Эта медицина худо-бедно просуществовала около ста лет.

Затем явился гениальный человек, ставший одновременно славой и несчастьем Франции: Наполеон I.

Он пал. И пятьдесят тысяч офицеров разбрелись по всей Франции, не имея другого будущего, кроме участия в заговорах. Их кровь кипела ненавистью, и они строили планы свержения правительства, попивая кофе, крепкие напитки или пунш.

И тогда настал черед Бруссе, гениального, если можно так выразиться, человека, который, следуя примеру Фагона, утверждавшего, что, если все заключено во влаге, то будем принимать слабительное, повторял: «Все заключено в крови, будем пускать кровь».

И он пускал кровь.
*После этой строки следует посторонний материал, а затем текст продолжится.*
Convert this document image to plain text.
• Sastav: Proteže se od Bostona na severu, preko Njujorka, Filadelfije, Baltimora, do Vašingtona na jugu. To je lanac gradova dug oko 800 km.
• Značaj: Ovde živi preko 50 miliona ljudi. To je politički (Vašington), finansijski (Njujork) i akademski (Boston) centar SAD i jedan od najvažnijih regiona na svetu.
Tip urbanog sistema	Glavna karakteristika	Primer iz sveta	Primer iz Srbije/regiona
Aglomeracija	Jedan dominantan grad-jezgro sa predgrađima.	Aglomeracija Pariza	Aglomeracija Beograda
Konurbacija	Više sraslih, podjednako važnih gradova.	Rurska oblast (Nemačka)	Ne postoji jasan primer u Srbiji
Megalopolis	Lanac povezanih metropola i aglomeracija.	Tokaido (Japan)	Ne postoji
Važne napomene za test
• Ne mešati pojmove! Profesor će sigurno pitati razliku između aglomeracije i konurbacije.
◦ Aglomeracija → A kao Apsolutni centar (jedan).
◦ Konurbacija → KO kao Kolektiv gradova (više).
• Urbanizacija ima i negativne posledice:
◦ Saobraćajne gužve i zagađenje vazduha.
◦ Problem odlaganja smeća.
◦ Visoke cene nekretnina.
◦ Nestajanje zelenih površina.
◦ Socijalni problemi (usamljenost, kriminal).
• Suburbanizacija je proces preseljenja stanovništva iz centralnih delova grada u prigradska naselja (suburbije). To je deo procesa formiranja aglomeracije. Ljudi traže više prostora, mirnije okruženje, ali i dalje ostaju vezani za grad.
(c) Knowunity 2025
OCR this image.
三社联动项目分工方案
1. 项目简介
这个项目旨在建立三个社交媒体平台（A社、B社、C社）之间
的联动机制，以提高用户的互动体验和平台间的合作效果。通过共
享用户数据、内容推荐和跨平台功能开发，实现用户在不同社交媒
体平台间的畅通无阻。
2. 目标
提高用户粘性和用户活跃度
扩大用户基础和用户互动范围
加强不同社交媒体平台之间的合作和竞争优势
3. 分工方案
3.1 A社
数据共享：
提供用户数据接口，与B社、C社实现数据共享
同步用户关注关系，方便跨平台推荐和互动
На протяжении всего этого периода кровь пускали и заговорщики с кипевшей от ненависти, пунша и кофе кровью. Кровь пускали не только с помощью скальпеля, но и кинжала, а также топора на эшафоте.

Царствование Людовика XVIII при сгинувшей Палате [парламент Франции] практически соответствовало периоду Террора. Называли его Белым террором.

Потом наступили мимолетное царствование Карла X и Революция 1830 года. Республика проклюнулась, как зерна в апреле.

Но умы уже обратились к спекуляции. В среде последних приверженцев бога Гастера, которые каждый день ходили, дисциплинируя себя, в столовые министров, появились сторонники биржи, которые заменили ужасные трансы заговоров беспокойством по поводу понижения или повышения курса.

Те, кто терял — а таких всегда оказывалось гораздо больше, чем тех, кто выигрывал, — возвращались домой, трепеща от нервного возбуждения, читавшегося в их глазах, на лбу, на устах. Жены и дочери, постоянно видевшие скучных и страдающих мужчин, зевали так, что едва не ломали себе челюсти.

Когда их спрашивали, что с ними происходит, они не осмеливались ответить: «Мой отец или мой муж невыносимо скучен». Они предпочитали говорить: «Нервы разыгрались». В этот момент наэлектризованное общество успокоил немецкий врач-гомеопат Хахнеманн. Следуя примеру Фагона, любившего повторять, что все заключено во влаге, будем принимать слабительное, и примеру Бруссе, повторявшего, что все заключено в крови, будем пускать кровь, он объявил: все от нервов, успокоимся же. Гомеопатия начала делать первые шаги своей размеренной, спокойной и невидимой карьеры.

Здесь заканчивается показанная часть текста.